Guys, Girls, and Everyone in Between

I don't even know what I'm blogging about today. I was going to try to do another blog challenge, but I'm too tired to focus on anything specific. I noticed that there's a "blog about what you're stressed about" prompt, and I basically did that yesterday. So go me. Although I don't know if it actually counts cause I didn't know it was part of the challenge.

But anyway, I'm having a day from hell and nothing bad has really happened. I just woke up really, really exhausted. I was super tired all yesterday so I went to bed early last night and still woke up more tired than ever. I'm 'bout 90% sure it's because I'm a freaking girl and it's that time, so not only do I have to put up with cramps that make me feel like I'm being stabbed repeatedly, but I also feel like I'm about to fall asleep at all times.

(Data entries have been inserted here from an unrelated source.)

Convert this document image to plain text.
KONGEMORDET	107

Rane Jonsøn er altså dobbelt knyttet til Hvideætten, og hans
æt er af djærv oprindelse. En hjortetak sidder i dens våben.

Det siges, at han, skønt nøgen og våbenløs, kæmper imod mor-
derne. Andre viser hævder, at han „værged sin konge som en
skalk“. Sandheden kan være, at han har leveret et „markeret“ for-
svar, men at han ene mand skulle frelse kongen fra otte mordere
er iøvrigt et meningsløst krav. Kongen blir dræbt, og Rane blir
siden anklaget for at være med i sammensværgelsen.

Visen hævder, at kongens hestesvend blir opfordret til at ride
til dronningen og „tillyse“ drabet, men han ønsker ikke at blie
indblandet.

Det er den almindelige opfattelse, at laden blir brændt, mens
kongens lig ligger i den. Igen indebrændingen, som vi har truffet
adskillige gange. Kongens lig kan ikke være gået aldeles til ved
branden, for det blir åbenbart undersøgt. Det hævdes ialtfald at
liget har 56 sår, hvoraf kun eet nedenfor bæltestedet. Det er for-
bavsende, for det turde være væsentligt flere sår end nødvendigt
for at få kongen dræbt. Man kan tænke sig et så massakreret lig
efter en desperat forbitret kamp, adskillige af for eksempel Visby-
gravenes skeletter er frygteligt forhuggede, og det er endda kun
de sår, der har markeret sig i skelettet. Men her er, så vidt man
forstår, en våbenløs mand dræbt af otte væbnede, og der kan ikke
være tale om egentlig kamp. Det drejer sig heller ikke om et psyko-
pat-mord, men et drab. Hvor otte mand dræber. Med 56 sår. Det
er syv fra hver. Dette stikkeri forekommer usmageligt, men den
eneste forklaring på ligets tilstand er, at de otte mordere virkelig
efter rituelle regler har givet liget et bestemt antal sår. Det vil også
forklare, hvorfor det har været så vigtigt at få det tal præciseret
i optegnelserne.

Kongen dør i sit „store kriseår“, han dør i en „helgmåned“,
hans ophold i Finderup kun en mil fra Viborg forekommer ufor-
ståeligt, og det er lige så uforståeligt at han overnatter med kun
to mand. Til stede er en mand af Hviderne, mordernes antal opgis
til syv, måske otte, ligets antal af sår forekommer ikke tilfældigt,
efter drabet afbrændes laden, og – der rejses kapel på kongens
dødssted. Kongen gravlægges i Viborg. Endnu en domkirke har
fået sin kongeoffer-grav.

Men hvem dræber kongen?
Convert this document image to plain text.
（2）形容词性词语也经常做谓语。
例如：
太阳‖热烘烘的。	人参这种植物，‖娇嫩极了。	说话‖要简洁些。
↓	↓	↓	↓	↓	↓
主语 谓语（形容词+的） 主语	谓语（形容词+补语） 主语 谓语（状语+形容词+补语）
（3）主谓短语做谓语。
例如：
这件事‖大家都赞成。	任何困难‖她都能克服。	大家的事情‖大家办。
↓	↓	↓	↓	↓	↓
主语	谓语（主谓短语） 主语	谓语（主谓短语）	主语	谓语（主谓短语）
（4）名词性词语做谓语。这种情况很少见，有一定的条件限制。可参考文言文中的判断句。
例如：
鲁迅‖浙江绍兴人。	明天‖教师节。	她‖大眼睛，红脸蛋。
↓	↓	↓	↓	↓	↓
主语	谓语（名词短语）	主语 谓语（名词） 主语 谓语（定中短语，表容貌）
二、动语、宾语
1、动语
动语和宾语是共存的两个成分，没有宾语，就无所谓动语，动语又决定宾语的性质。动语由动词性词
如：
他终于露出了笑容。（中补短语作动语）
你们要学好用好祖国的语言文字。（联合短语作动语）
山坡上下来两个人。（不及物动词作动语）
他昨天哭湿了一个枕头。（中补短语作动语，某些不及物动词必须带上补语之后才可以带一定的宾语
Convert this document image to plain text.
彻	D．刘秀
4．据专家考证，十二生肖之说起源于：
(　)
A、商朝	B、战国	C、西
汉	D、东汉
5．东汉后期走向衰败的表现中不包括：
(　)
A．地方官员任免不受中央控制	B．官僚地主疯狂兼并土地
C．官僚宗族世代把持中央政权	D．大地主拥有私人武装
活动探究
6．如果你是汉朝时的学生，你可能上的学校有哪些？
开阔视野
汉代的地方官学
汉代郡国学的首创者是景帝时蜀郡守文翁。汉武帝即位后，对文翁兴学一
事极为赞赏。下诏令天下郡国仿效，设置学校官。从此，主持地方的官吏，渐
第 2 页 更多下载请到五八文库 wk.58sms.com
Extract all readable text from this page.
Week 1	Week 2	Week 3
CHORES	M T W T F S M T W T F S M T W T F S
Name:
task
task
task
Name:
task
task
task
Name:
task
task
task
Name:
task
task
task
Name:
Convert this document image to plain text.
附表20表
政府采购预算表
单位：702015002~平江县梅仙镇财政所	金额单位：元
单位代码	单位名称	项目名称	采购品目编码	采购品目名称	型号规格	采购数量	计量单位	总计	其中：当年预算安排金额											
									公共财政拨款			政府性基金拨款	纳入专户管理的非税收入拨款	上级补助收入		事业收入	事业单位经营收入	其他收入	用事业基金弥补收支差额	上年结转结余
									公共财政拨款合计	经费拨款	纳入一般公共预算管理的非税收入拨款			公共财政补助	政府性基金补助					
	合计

And about 20 minutes ago I had to ask a stranger to check out my butt and make sure I was all good. Lets just say it was super awkward, but it was a necessary evil. I wasn't about to get up in front of the entire class with that situation going on.

The person I asked, I'm not sure if he's transgender or just prefers male pronouns, so I felt a little bit more awkward about mentioning something that feminine to him and making him tell me. I mean, I wouldn't have gone up to another guy and asked him, so it's basically the same thing. I bet he felt just as awkward as any other guy. (And if anything I just said offends anyone, let me just say that I don't know him, I don't know what he's comfortable talking about - especially with a stranger, and I'm not 100% on how to refer to him other than he/him/his, i.e - "as any other guy" - "guy" is colloquial and I don't know if he'd prefer "male" or "boy" instead, so I went with guy, meaning someone who identifies with he/him/his pronouns).

I also want to add that when it comes to gender, people are going to make mistakes on how to refer to people (especially people they don't know them and can't go ask), but as long as they try to correct their mistake the first time and are trying their hardest to be correct and respectful, I don't think we can really get mad at them. I don't know his name, or else I'd just refer to him by that, but since I have to use pronouns/other words, I'm trying my best to be correct (and please, correct me if I'm wrong on something, I want to refer to people as who they are).

But anyway, see what I mean, today just keeps adding up. I feel like crap, I'm about to fall asleep, and my brain is all over the place. I want to write, but can't. I have an extra class today (math recitation), and I'm supposed to have a calculator but the f-ing batteries died so I might be screwed on the quiz, I have to go to work until 9 and I really just want to go to sleep. And eat. I'm hungry.

I hate this.

I'm going straight to get something to eat between my classes.

And oh gosh, I was almost late (not really) today because I have no nice clothes and there's a really cute hockey player/engineering & genetics student in my theatre class who talked to me and sat by me last time, and so I was trying not to look like crap. Even though I wanted to leave by 10:30 and it was 10:13 when I started looking for clothes. I didn't even put on makeup guys. Not that it makes me look any less ugly.

But I wore these light colored fricken jeans and it was a terrible idea, because now I'm just going to be worried about this all day long. I'll probably change before work because who cares what I look like there.

So yeah, now that my story has come full circle, I'm going to try to pay attention for the last 6 minutes of geology. Then get food and go look ugly in front of the cute, smart guy. Kay bye, guys.